A watchdog agency is warning about potential fraudulent spending by the federal government in the wake of several major natural disasters this year as local officials from affected regions pledged full transparency on their recovery spending at a congressional hearing on Tuesday.
The Federal Emergency Management Agency has failed to address recommendations made by the Homeland Security Department’s inspector general over the last five years to mitigate waste, fraud and mismanagement in providing disaster relief, the auditors said in a special report this week. More than three-dozen reports led to 40 recommendations and identified $322 million in questionable spending, mistakes the IG said FEMA would probably repeat.
“FEMA will likely face similar challenges pertaining to insurance during recovery from Hurricanes Harvey, Irma, and Maria, and the October 2017 California wildfires,” the IG said.
The largest recurring issues included FEMA paying duplicate benefits to individuals seeking reimbursement for costs already covered by insurance, paying disaster assistance to individuals who are unqualified due to inadequate insurance and cases in which funds did not go to FEMA projects.

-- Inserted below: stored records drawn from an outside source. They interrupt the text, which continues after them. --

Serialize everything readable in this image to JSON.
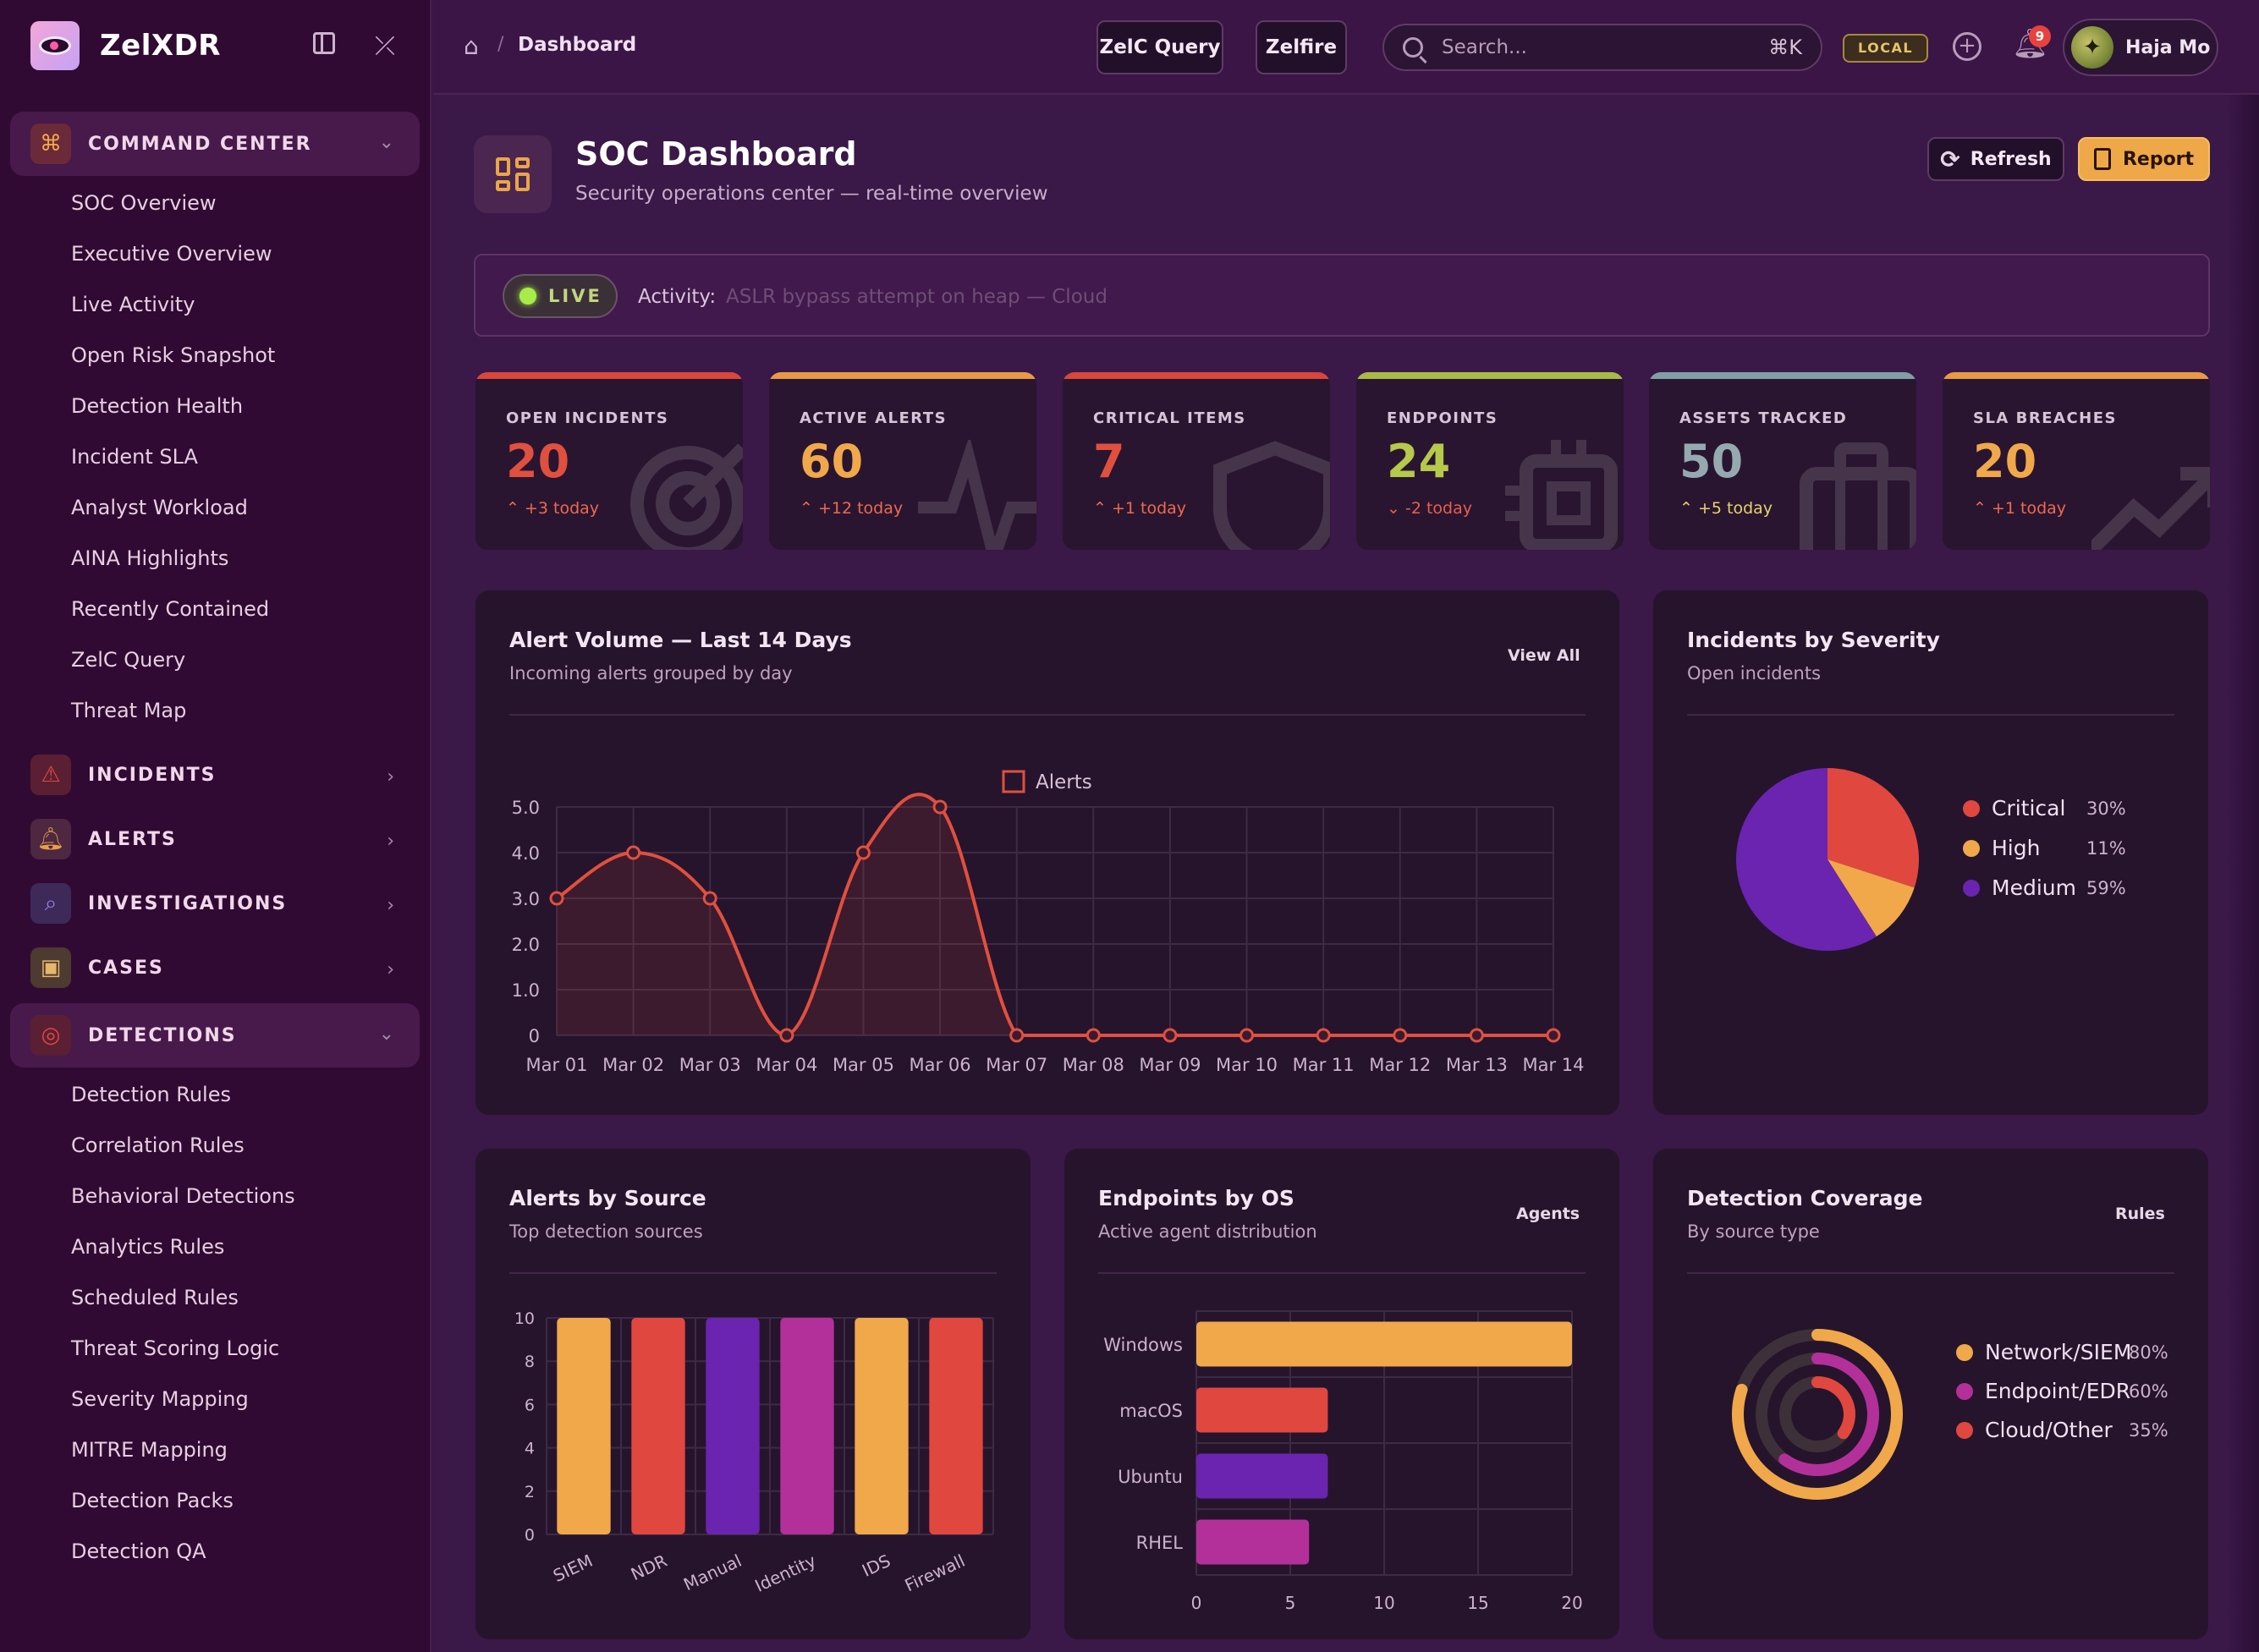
{
  "app": {
    "name": "ZelXDR"
  },
  "sidebar": {
    "sections": [
      {
        "label": "COMMAND CENTER",
        "icon": "command-icon",
        "open": true,
        "items": [
          "SOC Overview",
          "Executive Overview",
          "Live Activity",
          "Open Risk Snapshot",
          "Detection Health",
          "Incident SLA",
          "Analyst Workload",
          "AINA Highlights",
          "Recently Contained",
          "ZelC Query",
          "Threat Map"
        ]
      },
      {
        "label": "INCIDENTS",
        "icon": "warning-icon",
        "open": false
      },
      {
        "label": "ALERTS",
        "icon": "bell-icon",
        "open": false
      },
      {
        "label": "INVESTIGATIONS",
        "icon": "magnifier-icon",
        "open": false
      },
      {
        "label": "CASES",
        "icon": "briefcase-icon",
        "open": false
      },
      {
        "label": "DETECTIONS",
        "icon": "target-icon",
        "open": true,
        "items": [
          "Detection Rules",
          "Correlation Rules",
          "Behavioral Detections",
          "Analytics Rules",
          "Scheduled Rules",
          "Threat Scoring Logic",
          "Severity Mapping",
          "MITRE Mapping",
          "Detection Packs",
          "Detection QA"
        ]
      }
    ]
  },
  "topbar": {
    "breadcrumb_current": "Dashboard",
    "zelc_query": "ZelC Query",
    "zelfire": "Zelfire",
    "search_placeholder": "Search...",
    "search_shortcut": "⌘K",
    "env_badge": "LOCAL",
    "notification_count": "9",
    "user_name": "Haja Mo"
  },
  "header": {
    "title": "SOC Dashboard",
    "subtitle": "Security operations center — real-time overview",
    "refresh_label": "Refresh",
    "report_label": "Report"
  },
  "live": {
    "badge": "LIVE",
    "activity_label": "Activity:",
    "activity_text": "ASLR bypass attempt on heap — Cloud"
  },
  "kpis": [
    {
      "label": "OPEN INCIDENTS",
      "value": "20",
      "delta": "+3 today",
      "dir": "up",
      "color": "#e0503e",
      "band": "#d9463a",
      "icon": "target"
    },
    {
      "label": "ACTIVE ALERTS",
      "value": "60",
      "delta": "+12 today",
      "dir": "up",
      "color": "#f0a84a",
      "band": "#e89a44",
      "icon": "pulse"
    },
    {
      "label": "CRITICAL ITEMS",
      "value": "7",
      "delta": "+1 today",
      "dir": "up",
      "color": "#e0503e",
      "band": "#d9463a",
      "icon": "shield"
    },
    {
      "label": "ENDPOINTS",
      "value": "24",
      "delta": "-2 today",
      "dir": "down",
      "color": "#b5c94a",
      "band": "#a8bb44",
      "icon": "chip"
    },
    {
      "label": "ASSETS TRACKED",
      "value": "50",
      "delta": "+5 today",
      "dir": "up",
      "color": "#94aab0",
      "band": "#7fa0a4",
      "icon": "case"
    },
    {
      "label": "SLA BREACHES",
      "value": "20",
      "delta": "+1 today",
      "dir": "up",
      "color": "#f0a84a",
      "band": "#e89a44",
      "icon": "trend"
    }
  ],
  "colors": {
    "up_delta": "#ec6a4e",
    "down_delta": "#e85f4a",
    "assets_delta": "#e6d26a"
  },
  "alert_volume": {
    "title": "Alert Volume — Last 14 Days",
    "subtitle": "Incoming alerts grouped by day",
    "action": "View All"
  },
  "severity_panel": {
    "title": "Incidents by Severity",
    "subtitle": "Open incidents"
  },
  "source_panel": {
    "title": "Alerts by Source",
    "subtitle": "Top detection sources"
  },
  "os_panel": {
    "title": "Endpoints by OS",
    "subtitle": "Active agent distribution",
    "action": "Agents"
  },
  "coverage_panel": {
    "title": "Detection Coverage",
    "subtitle": "By source type",
    "action": "Rules"
  },
  "chart_data": [
    {
      "id": "alert-volume",
      "type": "line",
      "legend": "Alerts",
      "categories": [
        "Mar 01",
        "Mar 02",
        "Mar 03",
        "Mar 04",
        "Mar 05",
        "Mar 06",
        "Mar 07",
        "Mar 08",
        "Mar 09",
        "Mar 10",
        "Mar 11",
        "Mar 12",
        "Mar 13",
        "Mar 14"
      ],
      "values": [
        3,
        4,
        3,
        0,
        4,
        5,
        0,
        0,
        0,
        0,
        0,
        0,
        0,
        0
      ],
      "ylim": [
        0,
        5
      ],
      "yticks": [
        "0",
        "1.0",
        "2.0",
        "3.0",
        "4.0",
        "5.0"
      ],
      "color": "#e0503e"
    },
    {
      "id": "severity",
      "type": "pie",
      "labels": [
        "Critical",
        "High",
        "Medium"
      ],
      "values": [
        30,
        11,
        59
      ],
      "pct_labels": [
        "30%",
        "11%",
        "59%"
      ],
      "colors": [
        "#e0473f",
        "#f0a84a",
        "#6a24b0"
      ]
    },
    {
      "id": "alerts-by-source",
      "type": "bar",
      "categories": [
        "SIEM",
        "NDR",
        "Manual",
        "Identity",
        "IDS",
        "Firewall"
      ],
      "values": [
        10,
        10,
        10,
        10,
        10,
        10
      ],
      "ylim": [
        0,
        10
      ],
      "yticks": [
        "0",
        "2",
        "4",
        "6",
        "8",
        "10"
      ],
      "colors": [
        "#f0a84a",
        "#e0473f",
        "#6a24b0",
        "#b3309a",
        "#f0a84a",
        "#e0473f"
      ]
    },
    {
      "id": "endpoints-by-os",
      "type": "bar",
      "orientation": "horizontal",
      "categories": [
        "Windows",
        "macOS",
        "Ubuntu",
        "RHEL"
      ],
      "values": [
        20,
        7,
        7,
        6
      ],
      "xlim": [
        0,
        20
      ],
      "xticks": [
        "0",
        "5",
        "10",
        "15",
        "20"
      ],
      "colors": [
        "#f0a84a",
        "#e0473f",
        "#6a24b0",
        "#b3309a"
      ]
    },
    {
      "id": "detection-coverage",
      "type": "radial-bar",
      "labels": [
        "Network/SIEM",
        "Endpoint/EDR",
        "Cloud/Other"
      ],
      "values": [
        80,
        60,
        35
      ],
      "pct_labels": [
        "80%",
        "60%",
        "35%"
      ],
      "colors": [
        "#f0a84a",
        "#b3309a",
        "#e0473f"
      ]
    }
  ]
}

“FEMA will be at risk of exposing billions of dollars of taxpayer funds to potential fraud, waste or mismanagement if it does not conduct adequate and thorough insurance reviews during the project approval process and final project reviews,” the IG said.
At a hearing before the Senate Committee on Natural Resources, Puerto Rico Gov. Ricardo Rosselló said he was working the Office of Management and Budget and other parts of the Trump administration to ensure proper oversight of federal funds that are currently being poured into the island as it attempts to recover from Hurricane Maria.
“We are full and willing participants in that process,” Rosselló said.
Puerto Rican officials defended the contract with Whitefish Energy to restore the island’s electric grid, which the territory’s government has since terminated due to its controversial origins, provisions and reimbursement rates. Ricardo Ramos, the executive director of the Puerto Rican utility that signed the contract, said his options were limited and Whitefish accommodated the power authority’s dire financial conditions.
“I chose to contract with Whitefish because they provided immediate services that we desperately needed,” Ramos said.
Sen. Mike Lee, R-Utah, said the contract was a function of larger corruption in the territory.
“It doesn’t take a biologist to see that a Whitefish doesn’t swim alone,” Lee said.
FEMA has delivered mixed messages as to whether any federal funds have or will go toward the Whitefish contract, denying it publicly but reportedly conceding to lawmakers behind closed doors that some federal assistance funds could go toward reimbursement to the company.